The Director of the Western Hemisphere Department of the International Monetary Fund (IMF), Alejandro Werner, Friday said Latin America and the Caribbean have become the new coronavirus (COVID-19) global epicenter.
He said the human cost has been tragic, with over 100,000 lives lost. The economic toll has also been steep.
Werner said that the IMF’s World Economic Outlook Update now estimates the region to shrink by 9.4 per cent in 2020, four percentage points worse than the April projection and the worst recession on record, noting that a mild recovery to plus 3.7 per cent is projected in 2021.In his “Outlook for Latin America and the Caribbean: An Intensifying Pandemic,” the IMF official warned that countries should be cautious in reopening their economies and allow science and data to guide the process.
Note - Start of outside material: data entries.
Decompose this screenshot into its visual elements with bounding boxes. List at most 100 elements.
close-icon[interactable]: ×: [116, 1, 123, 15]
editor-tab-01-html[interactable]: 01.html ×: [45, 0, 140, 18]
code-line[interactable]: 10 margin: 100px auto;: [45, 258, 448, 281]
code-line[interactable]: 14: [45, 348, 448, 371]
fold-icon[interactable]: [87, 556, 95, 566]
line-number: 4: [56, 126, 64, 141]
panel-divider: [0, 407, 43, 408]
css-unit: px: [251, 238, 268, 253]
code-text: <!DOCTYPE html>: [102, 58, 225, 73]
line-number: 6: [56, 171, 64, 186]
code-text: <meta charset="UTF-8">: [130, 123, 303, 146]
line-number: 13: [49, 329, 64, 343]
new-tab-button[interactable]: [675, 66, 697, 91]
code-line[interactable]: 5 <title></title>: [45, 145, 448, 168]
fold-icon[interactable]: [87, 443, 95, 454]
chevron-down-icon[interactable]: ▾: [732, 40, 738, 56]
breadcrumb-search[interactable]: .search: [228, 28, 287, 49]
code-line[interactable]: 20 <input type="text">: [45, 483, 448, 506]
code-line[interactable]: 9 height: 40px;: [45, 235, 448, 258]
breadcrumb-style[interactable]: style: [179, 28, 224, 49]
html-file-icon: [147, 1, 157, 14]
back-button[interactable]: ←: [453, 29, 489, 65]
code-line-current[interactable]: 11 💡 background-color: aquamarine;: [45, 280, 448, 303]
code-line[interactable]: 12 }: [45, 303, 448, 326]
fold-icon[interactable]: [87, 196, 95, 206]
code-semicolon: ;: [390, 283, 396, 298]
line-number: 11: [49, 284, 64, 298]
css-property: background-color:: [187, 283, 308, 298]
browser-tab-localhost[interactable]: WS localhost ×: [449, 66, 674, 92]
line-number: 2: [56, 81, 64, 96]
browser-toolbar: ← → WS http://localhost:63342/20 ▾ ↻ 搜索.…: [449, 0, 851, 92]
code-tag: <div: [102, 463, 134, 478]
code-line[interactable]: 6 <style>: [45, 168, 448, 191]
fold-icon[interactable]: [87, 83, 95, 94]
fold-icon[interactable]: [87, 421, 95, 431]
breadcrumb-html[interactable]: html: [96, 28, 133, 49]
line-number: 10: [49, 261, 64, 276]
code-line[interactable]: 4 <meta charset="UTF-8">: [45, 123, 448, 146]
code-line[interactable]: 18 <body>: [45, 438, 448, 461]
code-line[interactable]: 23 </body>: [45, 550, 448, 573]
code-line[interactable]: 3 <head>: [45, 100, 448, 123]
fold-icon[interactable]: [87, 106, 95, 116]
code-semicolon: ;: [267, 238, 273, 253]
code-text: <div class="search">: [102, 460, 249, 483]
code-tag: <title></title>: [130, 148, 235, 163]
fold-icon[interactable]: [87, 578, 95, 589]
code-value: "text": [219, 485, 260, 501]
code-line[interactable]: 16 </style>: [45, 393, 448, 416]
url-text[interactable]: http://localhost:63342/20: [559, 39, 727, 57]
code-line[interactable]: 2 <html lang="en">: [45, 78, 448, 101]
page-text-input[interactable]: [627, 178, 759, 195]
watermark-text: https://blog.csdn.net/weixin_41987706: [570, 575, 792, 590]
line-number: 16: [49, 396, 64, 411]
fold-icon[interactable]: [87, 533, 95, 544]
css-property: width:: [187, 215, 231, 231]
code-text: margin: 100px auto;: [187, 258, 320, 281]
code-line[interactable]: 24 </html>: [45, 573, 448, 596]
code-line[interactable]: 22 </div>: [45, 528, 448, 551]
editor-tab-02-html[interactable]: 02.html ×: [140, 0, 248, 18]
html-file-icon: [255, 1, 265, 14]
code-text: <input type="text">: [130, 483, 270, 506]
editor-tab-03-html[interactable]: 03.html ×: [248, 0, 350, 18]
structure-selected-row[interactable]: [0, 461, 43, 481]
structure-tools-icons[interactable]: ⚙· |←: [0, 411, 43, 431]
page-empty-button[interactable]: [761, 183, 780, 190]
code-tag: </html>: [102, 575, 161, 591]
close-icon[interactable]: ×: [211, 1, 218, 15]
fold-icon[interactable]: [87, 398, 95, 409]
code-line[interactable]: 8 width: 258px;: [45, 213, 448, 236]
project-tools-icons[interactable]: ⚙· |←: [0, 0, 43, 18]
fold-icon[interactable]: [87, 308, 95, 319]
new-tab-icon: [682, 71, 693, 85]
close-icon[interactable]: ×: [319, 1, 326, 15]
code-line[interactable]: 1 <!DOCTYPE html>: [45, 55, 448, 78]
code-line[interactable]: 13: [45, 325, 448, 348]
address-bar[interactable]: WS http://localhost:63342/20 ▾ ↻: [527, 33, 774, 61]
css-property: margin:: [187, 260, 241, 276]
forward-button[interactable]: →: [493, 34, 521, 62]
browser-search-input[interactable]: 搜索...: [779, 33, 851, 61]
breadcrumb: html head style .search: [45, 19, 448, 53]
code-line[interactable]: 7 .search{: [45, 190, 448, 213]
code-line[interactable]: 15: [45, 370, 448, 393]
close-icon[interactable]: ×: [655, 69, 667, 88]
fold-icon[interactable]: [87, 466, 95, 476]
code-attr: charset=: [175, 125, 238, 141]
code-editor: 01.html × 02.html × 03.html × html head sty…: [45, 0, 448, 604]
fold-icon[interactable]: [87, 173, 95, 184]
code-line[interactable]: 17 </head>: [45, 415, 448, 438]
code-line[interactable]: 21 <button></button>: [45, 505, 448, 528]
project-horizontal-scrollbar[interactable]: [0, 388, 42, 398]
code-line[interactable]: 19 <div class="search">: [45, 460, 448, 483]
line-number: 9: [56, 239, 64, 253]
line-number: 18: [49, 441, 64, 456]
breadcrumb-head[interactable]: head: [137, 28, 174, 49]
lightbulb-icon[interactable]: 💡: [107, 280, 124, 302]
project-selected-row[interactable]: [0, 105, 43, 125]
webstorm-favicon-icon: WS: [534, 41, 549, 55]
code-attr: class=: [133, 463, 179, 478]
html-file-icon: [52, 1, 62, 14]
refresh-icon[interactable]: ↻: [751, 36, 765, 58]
He said Caribbean economies have managed to flatten the COVID-19 curve, but their key lifelines have collapsed.
“We stand ready to use the IMF’s financial clout…to help Latin America and the Caribbean achieve a stronger recovery.”– IMF Director of the Western Hemisphere Department, Alejandro Werner
“With tourism coming to a virtual standstill and key source markets in advanced economies plunging into deeper recession, the region is likely to experience a very sharp and protracted contraction in economic activity.
“Despite the reopening of borders starting in June for some Caribbean countries, international tourist arrivals are expected to return to pre-crisis levels only gradually over the next three years. In addition, the steep drop in oil prices is hurting commodity exporters through a loss in exports and fiscal revenues. The ongoing hurricane season poses additional risks,” the IMF official added.
He said the rates of COVID-19 infections and deaths per capita are approaching those in Europe and the United States, with the total number of cases accounting for about 25 per cent of the worldwide total.
“Against this backdrop, countries should be very cautious when considering reopening their economies and allow science and data to guide the process. Indeed, many countries in the region have high levels of informality and low preparedness to handle new outbreaks, like a high occupancy of intensive care unit beds and low testing and tracing capacity,” Werner said.
The IMF official said weaker economic data and more protracted COVID-19 outbreaks explain the significant downward revisions compared to the April forecasts.
He said first quarter growth was worse than expected for most countries, while high frequency indicators – like industrial production, electricity consumption, retail sales, and employment – suggest that the decline in the second quarter will be deeper than projected in April.
“The pandemic’s still rapid spread indicates that social distancing measures will need to remain in place for a longer time, depressing economic activity in the second half of 2020 and leaving more scarring going forward.
“Despite the difficult outlook, external financial conditions have eased in recent weeks, largely reflecting strong actions by advanced economies’ central banks, which have allowed some countries to issue debt abroad. However, financial conditions are still tighter than before the pandemic and are expected to remain volatile going forward.”
But Werner said risks remain elevated. The pandemic could worsen and last longer, depressing economic activity, stressing corporate balance sheets, raising poverty and inequality, and rekindling social tensions across the region.
“Upside surprises could also happen. Some recent high frequency indicators for advanced economies have been better than expected. Global growth could be stronger than expected, supporting exports, commodity prices, and tourism.”
He said the immediate priority for fiscal policy is to continue protecting lives and livelihoods, which given the limited fiscal space in the region, will require reprioritising expenditure and increasing its efficiency. “Policymakers will need to find creative ways to reach different segments of society, especially where informality is high. The fallout from the pandemic and associated policy response will also raise medium-term debt sustainability concerns in several countries. Commitment to a medium-term plan of fiscal consolidation and growth-enhancing structural reforms will be key to mitigate these concerns.”
He said monetary policy should remain accommodative given the subdued inflation outlook, negative output gaps, and elevated unemployment. Additional policy rate cuts and measures targeted to specific markets should be considered where necessary and possible, to support economic activity and ensure proper functioning of financial markets.
Werner said measures to maintain employment relationships, such as payroll support and financing of working capital will be important to avoid the closure of otherwise viable businesses, reduce long-term unemployment, support the recovery, minimise scarring and increase potential growth. Containment and mitigation policies should be appropriately calibrated to avoid a second pandemic wave and manage localised outbreaks.
Werner said that the IMF has acted swiftly to support its membership with quick and significant injections of emergency financing.
“Of the 70 loans approved since the pandemic began, totalling US$ 25 billion, 17 were for countries in the region, for a total of US$ 5.2 billion,” he said, adding “we stand ready to use the IMF’s financial clout, policy advice and capacity development resources to help Latin America and the Caribbean achieve a stronger recovery”.